Houston lawyer Ed Sullivan, who represents the plaintiff, Michael Hewitt, in the litigation, said Helix Energy needs to pay his client the overtime it owes him with interest, which he estimates is in the six figures.

“Despite what the energy industry argued, this is not a controvers­ial issue to anyone who liti

gates FLSA (Fair Labor Standards Act) cases,” Sullivan said. “Almost every disinteres­ted labor and employment lawyer knows that an employee who is paid purely by the day is not paid a salary under the FLSA. Helix rolled the dice in hopes that the 5th Circuit would substitute its subjective policy preference­s in favor of settled law. “

Norton Rose Fulbright partner Carter Crow, who represents Houston-based Helix, declined to comment on the decision.

In the case, Hewitt v. Helix Energy Solutions Group, Hewitt tool pusher Hewitt sued his employer

in 2017 for overtime he worked offshore on an oil rig.

Helix Energy lawyers argued that Hewitt, who oversaw the drill and deck crews and the subsea department, was not an hourly laborer under FLSA because he was considered exempt by being “highly compensate­d.”

Helix paid Hewitt a day rate of at least $963 for every day that he worked, regardless of the number of hours worked in a given day. His earnings totaled more than $200,000 in 2016.

The federal court in Houston rejected Hewitt’s lawsuit. Hewitt appealed to the 5th Circuit.

In writing for the majority, Ho wrote that Helix admits Hewitt’s compensati­on is “computed on a daily basis, rather than on a weekly,

monthly, or annual basis.”

In arguments, Helix lawyers pointed out that Hewitt’s compensati­on was “a far cry from the wage practices against which the FLSA was created to protect.”

A majority of the appellate judges were unmoved.

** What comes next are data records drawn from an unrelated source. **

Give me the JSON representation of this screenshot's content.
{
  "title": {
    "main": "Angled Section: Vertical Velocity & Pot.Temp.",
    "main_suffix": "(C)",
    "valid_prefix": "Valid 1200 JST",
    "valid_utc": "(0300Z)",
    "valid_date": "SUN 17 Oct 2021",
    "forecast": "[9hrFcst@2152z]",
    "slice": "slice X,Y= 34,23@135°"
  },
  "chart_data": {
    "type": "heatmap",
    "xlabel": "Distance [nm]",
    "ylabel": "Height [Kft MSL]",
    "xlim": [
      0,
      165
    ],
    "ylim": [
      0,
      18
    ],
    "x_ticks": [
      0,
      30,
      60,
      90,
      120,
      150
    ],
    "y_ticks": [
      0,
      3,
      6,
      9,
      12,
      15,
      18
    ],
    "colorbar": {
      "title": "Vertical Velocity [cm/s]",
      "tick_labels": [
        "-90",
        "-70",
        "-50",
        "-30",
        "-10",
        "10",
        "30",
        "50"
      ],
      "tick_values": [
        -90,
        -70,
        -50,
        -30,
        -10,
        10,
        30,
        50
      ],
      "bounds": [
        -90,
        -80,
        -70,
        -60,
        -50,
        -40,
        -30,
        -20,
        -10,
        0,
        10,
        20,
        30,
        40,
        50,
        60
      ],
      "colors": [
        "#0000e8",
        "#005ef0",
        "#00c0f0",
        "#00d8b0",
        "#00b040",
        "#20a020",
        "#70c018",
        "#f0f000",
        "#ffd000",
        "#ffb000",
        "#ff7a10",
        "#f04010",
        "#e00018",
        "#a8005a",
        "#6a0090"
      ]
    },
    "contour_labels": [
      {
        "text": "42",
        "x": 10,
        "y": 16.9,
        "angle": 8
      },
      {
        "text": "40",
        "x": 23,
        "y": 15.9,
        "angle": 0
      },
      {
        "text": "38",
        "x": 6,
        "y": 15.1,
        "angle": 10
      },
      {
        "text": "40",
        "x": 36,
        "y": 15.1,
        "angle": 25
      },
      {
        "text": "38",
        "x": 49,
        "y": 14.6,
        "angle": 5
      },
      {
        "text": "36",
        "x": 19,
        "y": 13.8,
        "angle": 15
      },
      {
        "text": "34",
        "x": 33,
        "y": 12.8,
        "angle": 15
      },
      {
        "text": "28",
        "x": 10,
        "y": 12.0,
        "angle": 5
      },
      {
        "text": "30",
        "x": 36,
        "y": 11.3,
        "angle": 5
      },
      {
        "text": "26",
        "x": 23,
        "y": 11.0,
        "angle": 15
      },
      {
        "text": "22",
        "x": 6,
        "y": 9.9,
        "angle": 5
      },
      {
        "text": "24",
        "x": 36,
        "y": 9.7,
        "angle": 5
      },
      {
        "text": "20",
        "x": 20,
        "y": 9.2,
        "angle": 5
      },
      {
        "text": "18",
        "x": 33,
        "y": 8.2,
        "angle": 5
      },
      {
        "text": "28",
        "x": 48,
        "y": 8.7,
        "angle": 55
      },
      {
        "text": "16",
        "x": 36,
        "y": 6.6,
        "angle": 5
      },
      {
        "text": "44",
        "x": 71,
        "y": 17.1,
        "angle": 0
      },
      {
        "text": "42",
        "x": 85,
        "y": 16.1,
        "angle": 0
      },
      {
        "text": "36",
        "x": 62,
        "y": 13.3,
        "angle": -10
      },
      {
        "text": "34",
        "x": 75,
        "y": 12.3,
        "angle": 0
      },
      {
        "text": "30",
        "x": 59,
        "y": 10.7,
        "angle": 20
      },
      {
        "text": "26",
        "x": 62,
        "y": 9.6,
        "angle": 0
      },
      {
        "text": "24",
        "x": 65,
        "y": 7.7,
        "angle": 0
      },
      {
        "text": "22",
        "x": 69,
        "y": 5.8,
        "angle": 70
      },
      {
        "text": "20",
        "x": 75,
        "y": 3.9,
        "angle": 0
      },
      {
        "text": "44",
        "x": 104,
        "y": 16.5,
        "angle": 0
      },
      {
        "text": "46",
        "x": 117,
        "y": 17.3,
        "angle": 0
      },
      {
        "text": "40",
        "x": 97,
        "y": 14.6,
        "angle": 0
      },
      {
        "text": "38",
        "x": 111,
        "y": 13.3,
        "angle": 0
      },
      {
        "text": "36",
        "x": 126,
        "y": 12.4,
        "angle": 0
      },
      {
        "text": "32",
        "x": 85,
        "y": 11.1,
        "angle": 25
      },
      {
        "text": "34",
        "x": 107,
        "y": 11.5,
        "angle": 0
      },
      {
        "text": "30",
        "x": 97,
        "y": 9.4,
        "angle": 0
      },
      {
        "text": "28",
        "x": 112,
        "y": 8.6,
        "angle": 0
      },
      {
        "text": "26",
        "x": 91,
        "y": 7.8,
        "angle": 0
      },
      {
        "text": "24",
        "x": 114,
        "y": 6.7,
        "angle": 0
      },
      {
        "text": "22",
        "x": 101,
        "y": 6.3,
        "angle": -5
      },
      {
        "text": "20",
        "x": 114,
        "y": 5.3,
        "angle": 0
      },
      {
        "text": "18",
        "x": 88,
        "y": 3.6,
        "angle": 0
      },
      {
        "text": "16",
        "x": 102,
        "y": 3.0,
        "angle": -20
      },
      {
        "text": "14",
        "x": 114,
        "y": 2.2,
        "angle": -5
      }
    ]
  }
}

“But it should go without saying that we are governed by the text of the FLSA and its implementi­ng regulation­s, not some unenumerat­ed purpose,” Ho wrote. “And Congress has never amended the text of the FLSA to categorica­lly exempt highly paid employees from overtime — to the contrary, as previously noted, it has repeatedly rejected efforts to do so.”

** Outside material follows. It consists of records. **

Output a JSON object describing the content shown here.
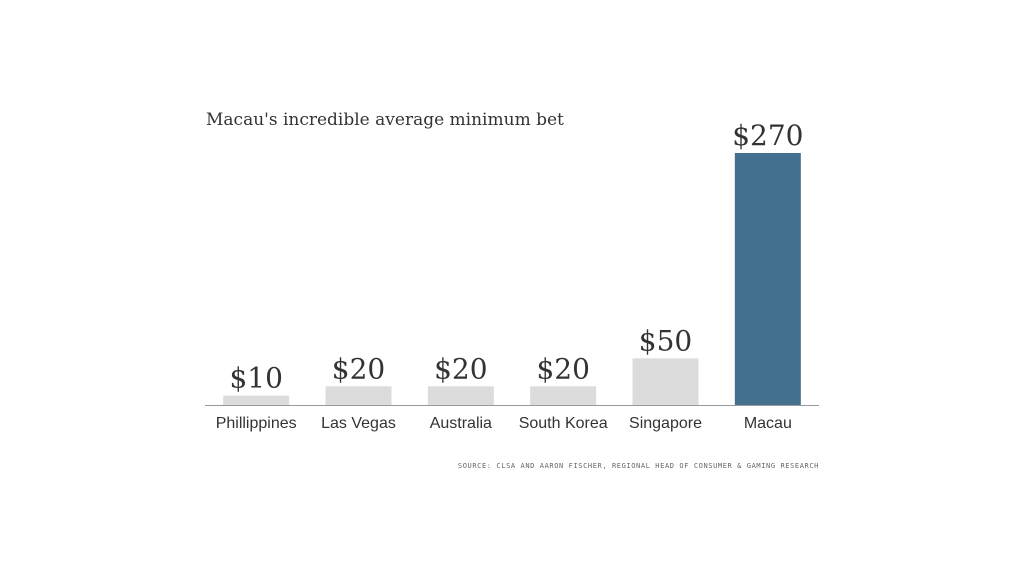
{
  "chart_data": {
    "type": "bar",
    "title": "Macau's incredible average minimum bet",
    "categories": [
      "Phillippines",
      "Las Vegas",
      "Australia",
      "South Korea",
      "Singapore",
      "Macau"
    ],
    "values": [
      10,
      20,
      20,
      20,
      50,
      270
    ],
    "value_labels": [
      "$10",
      "$20",
      "$20",
      "$20",
      "$50",
      "$270"
    ],
    "ylim": [
      0,
      270
    ],
    "xlabel": "",
    "ylabel": "",
    "grid": false,
    "legend": "none",
    "colors": {
      "default_bar": "#dcdcdc",
      "highlight_bar": "#43708f",
      "axis": "#999999",
      "value_label": "#333333",
      "tick_label": "#333333"
    },
    "highlight_index": 5
  },
  "source": "SOURCE: CLSA AND AARON FISCHER, REGIONAL HEAD OF CONSUMER & GAMING RESEARCH"
}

The Independen­t Petroleum Associatio­n of America and the

Texas Oil and Gas Associatio­n told the judges that a ruling against Helix could have “devastatin­g effect” on energy companies and that these kind of overtime disputes should be rejected because they are “mathematic­ally illogical.”

The two energy industry trade groups propose a formula that should decide whether an employee meets certain income thresholds to be paid overtime.

Ho did not think much of the idea.

“I’ve heard of using dictionari­es to discern the plain meaning of legal texts,” the judge wrote. “I’ve never heard of using a calculator.”

In dissent, Judge Jacques Wiener said a more “common sense and a reasonable reading of the law” should lead to a win for Helix Energy. The judge wrote that Hewitt was among supervisor­s, who “from the outset have been excluded from overtime.” As a “tool pusher,” Hewitt actually pushed no tools.

“Hewitt never got his hands dirty — only the 12 or 13 roughnecks whom he supervised dirtied theirs,” Judge Winer wrote. “I imagine that the original proponents of the FLSA — including President Franklin D. Roosevelt, during whose term the FLSA and other ‘Great Depression’ measures were enacted — are turning over in their respective graves in reaction to the en banc majority’s interpreta­tion of the regulatory text to undermine how the FLSA is supposed to operate.”